Bunuel wrote:
metallicafan wrote:
If y is a positive integer, is \(\sqrt{y}\) an integer?
(1) \(\sqrt{4y}\) is not an integer.
(2) \(\sqrt{5y}\) is an integer.
If \(y\) is a positive integer is \(\sqrt{y}\) an integer?Note that as \(y\) is a positive integer then \(\sqrt{y}\) is either a positive integer or an irrational number. Also note that the question basically asks whether \(y\) is a perfect square.
(1) \(\sqrt{4*y}\) is not an integer --> \(\sqrt{4*y}=2*\sqrt{y}\neq{integer}\) --> \(\sqrt{y}\neq{integer}\). Sufficient.
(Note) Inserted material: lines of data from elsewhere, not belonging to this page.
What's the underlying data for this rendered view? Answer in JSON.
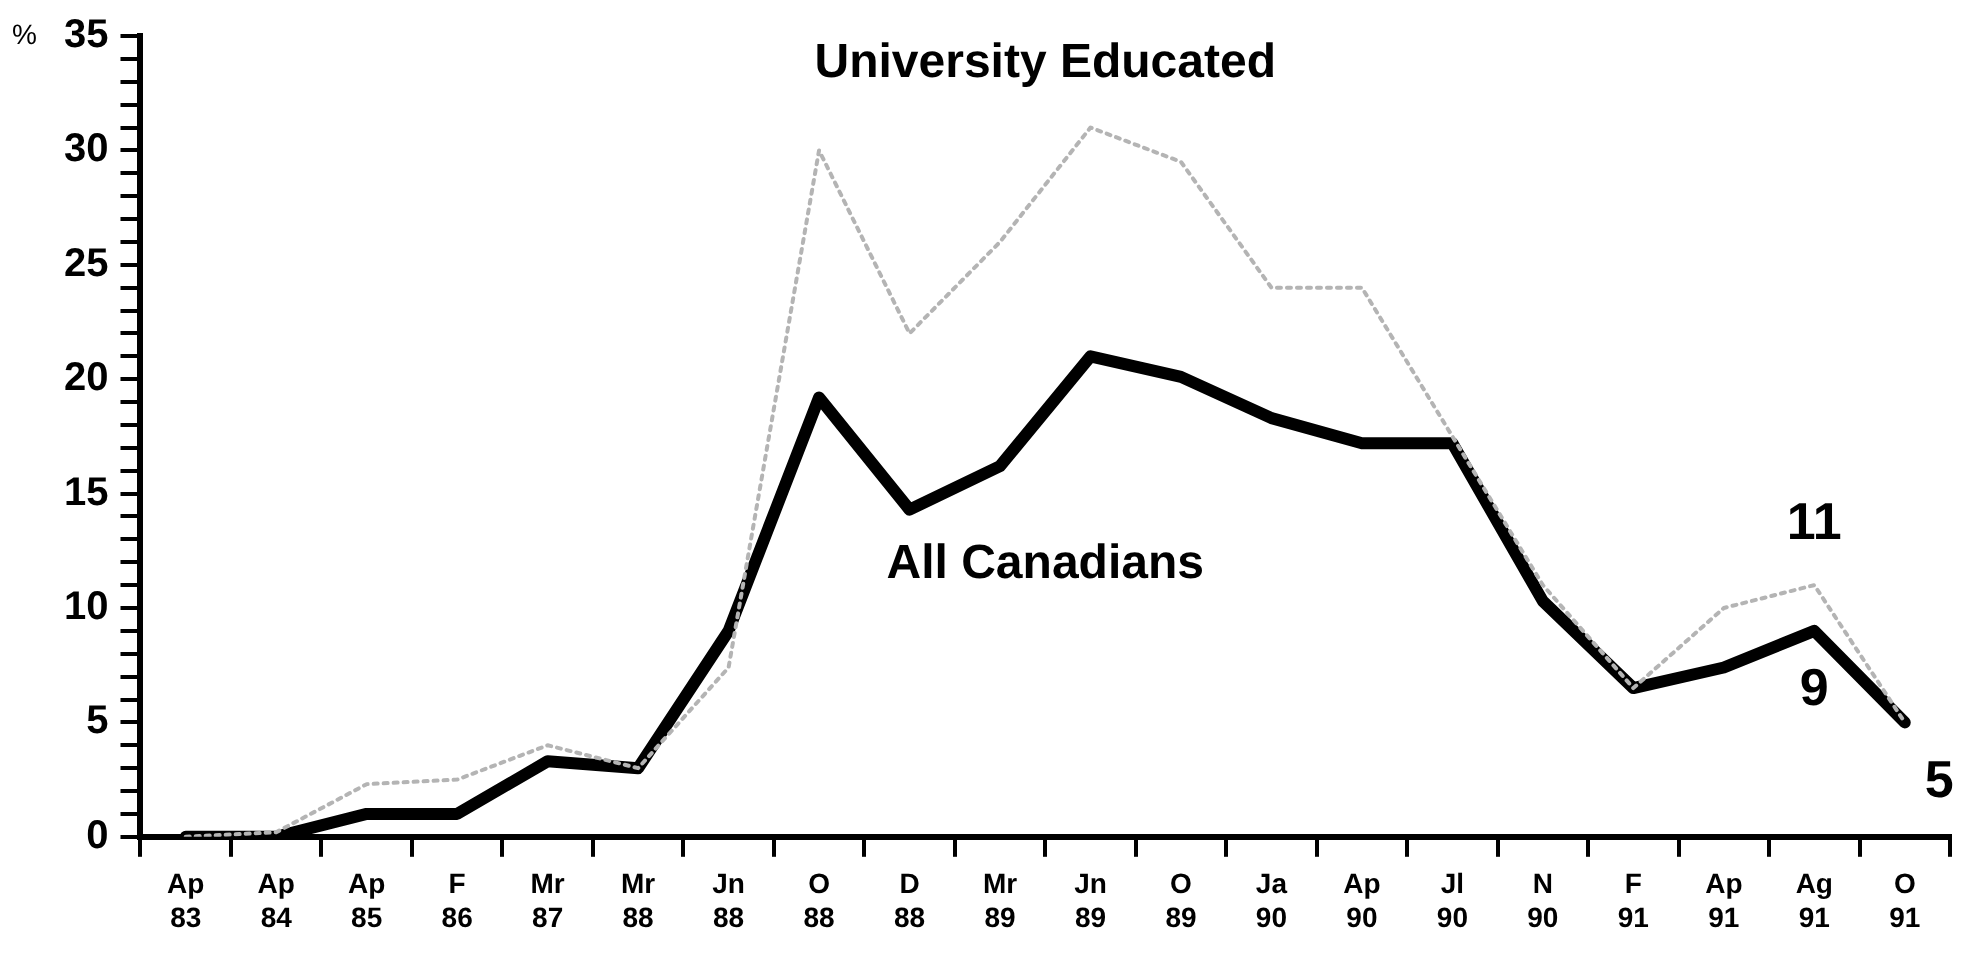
{
  "chart_data": {
    "type": "line",
    "ylabel": "%",
    "categories": [
      "Ap 83",
      "Ap 84",
      "Ap 85",
      "F 86",
      "Mr 87",
      "Mr 88",
      "Jn 88",
      "O 88",
      "D 88",
      "Mr 89",
      "Jn 89",
      "O 89",
      "Ja 90",
      "Ap 90",
      "Jl 90",
      "N 90",
      "F 91",
      "Ap 91",
      "Ag 91",
      "O 91"
    ],
    "series": [
      {
        "name": "University Educated",
        "color": "#b4b4b4",
        "line_style": "dotted",
        "values": [
          0,
          0.2,
          2.3,
          2.5,
          4,
          3,
          7.4,
          30,
          22,
          26,
          31,
          29.5,
          24,
          24,
          17.5,
          11,
          6.5,
          10,
          11,
          5
        ],
        "value_labels": [
          null,
          null,
          null,
          null,
          null,
          null,
          null,
          null,
          null,
          null,
          null,
          null,
          null,
          null,
          null,
          null,
          null,
          null,
          "11",
          null
        ]
      },
      {
        "name": "All Canadians",
        "color": "#000000",
        "line_style": "solid",
        "values": [
          0,
          0,
          1,
          1,
          3.3,
          3,
          9,
          19.2,
          14.3,
          16.2,
          21,
          20.1,
          18.3,
          17.2,
          17.2,
          10.3,
          6.5,
          7.4,
          9,
          5
        ],
        "value_labels": [
          null,
          null,
          null,
          null,
          null,
          null,
          null,
          null,
          null,
          null,
          null,
          null,
          null,
          null,
          null,
          null,
          null,
          null,
          "9",
          "5"
        ]
      }
    ],
    "ylim": [
      0,
      35
    ],
    "yticks": [
      0,
      {
        "value": 1,
        "label": null
      },
      {
        "value": 2,
        "label": null
      },
      {
        "value": 3,
        "label": null
      },
      {
        "value": 4,
        "label": null
      },
      5,
      {
        "value": 6,
        "label": null
      },
      {
        "value": 7,
        "label": null
      },
      {
        "value": 8,
        "label": null
      },
      {
        "value": 9,
        "label": null
      },
      10,
      {
        "value": 11,
        "label": null
      },
      {
        "value": 12,
        "label": null
      },
      {
        "value": 13,
        "label": null
      },
      {
        "value": 14,
        "label": null
      },
      15,
      {
        "value": 16,
        "label": null
      },
      {
        "value": 17,
        "label": null
      },
      {
        "value": 18,
        "label": null
      },
      {
        "value": 19,
        "label": null
      },
      20,
      {
        "value": 21,
        "label": null
      },
      {
        "value": 22,
        "label": null
      },
      {
        "value": 23,
        "label": null
      },
      {
        "value": 24,
        "label": null
      },
      25,
      {
        "value": 26,
        "label": null
      },
      {
        "value": 27,
        "label": null
      },
      {
        "value": 28,
        "label": null
      },
      {
        "value": 29,
        "label": null
      },
      30,
      {
        "value": 31,
        "label": null
      },
      {
        "value": 32,
        "label": null
      },
      {
        "value": 33,
        "label": null
      },
      {
        "value": 34,
        "label": null
      },
      35
    ],
    "grid": false,
    "legend": false,
    "marker": "none"
  }
}
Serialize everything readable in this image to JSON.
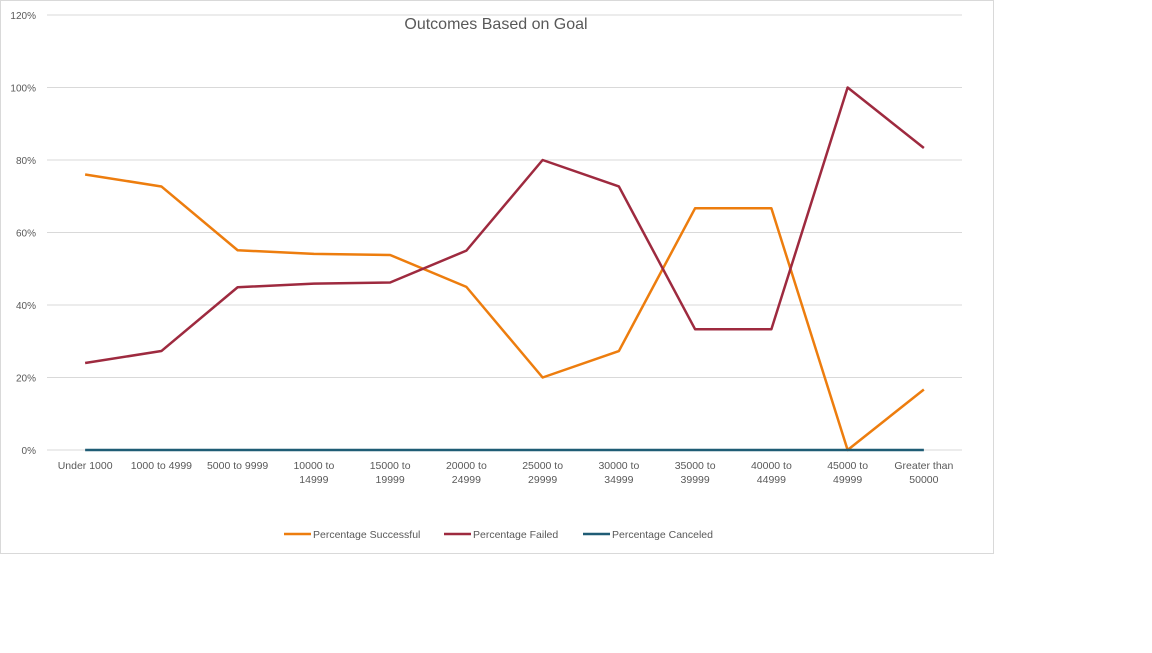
{
  "chart_data": {
    "type": "line",
    "title": "Outcomes Based on Goal",
    "xlabel": "",
    "ylabel": "",
    "ylim": [
      0,
      1.2
    ],
    "yticks": [
      0,
      0.2,
      0.4,
      0.6,
      0.8,
      1.0,
      1.2
    ],
    "ytick_labels": [
      "0%",
      "20%",
      "40%",
      "60%",
      "80%",
      "100%",
      "120%"
    ],
    "grid": true,
    "legend_position": "bottom",
    "categories": [
      [
        "Under 1000"
      ],
      [
        "1000 to 4999"
      ],
      [
        "5000 to 9999"
      ],
      [
        "10000 to",
        "14999"
      ],
      [
        "15000 to",
        "19999"
      ],
      [
        "20000 to",
        "24999"
      ],
      [
        "25000 to",
        "29999"
      ],
      [
        "30000 to",
        "34999"
      ],
      [
        "35000 to",
        "39999"
      ],
      [
        "40000 to",
        "44999"
      ],
      [
        "45000 to",
        "49999"
      ],
      [
        "Greater than",
        "50000"
      ]
    ],
    "series": [
      {
        "name": "Percentage Successful",
        "color": "#ED7D0E",
        "values": [
          0.76,
          0.727,
          0.551,
          0.541,
          0.538,
          0.45,
          0.2,
          0.273,
          0.667,
          0.667,
          0.0,
          0.167
        ]
      },
      {
        "name": "Percentage Failed",
        "color": "#9E2A3F",
        "values": [
          0.24,
          0.273,
          0.449,
          0.459,
          0.462,
          0.55,
          0.8,
          0.727,
          0.333,
          0.333,
          1.0,
          0.833
        ]
      },
      {
        "name": "Percentage Canceled",
        "color": "#1F5C75",
        "values": [
          0,
          0,
          0,
          0,
          0,
          0,
          0,
          0,
          0,
          0,
          0,
          0
        ]
      }
    ]
  }
}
(2) \(\sqrt{5*y}\) is an integer --> \(y\) can not be a prefect square because if it is, for example if \(y=x^2\) for some positive integer \(x\) then \(\sqrt{5*y}=\sqrt{5*x^2}=x\sqrt{5}\neq{integer}\). Sufficient.
Answer: D.
Hope it helps.
Thank you Bunuel. I arrived to the same conclusion. However, I have a doubt:
Ok, we know that \(x\sqrt{5}\).
But how can we be so sure that x is not for example a a huge number like 10*10^10000000.... to make \(x\sqrt{5}\) a integer?
Maybe, I am forgeting a concept. Please, your help.
(irrational numbers are not terminating decimals). So, \(integer*irrational\neq{integer}\) (no matter how large x is, \(x\sqrt{5}\) will never be an integer).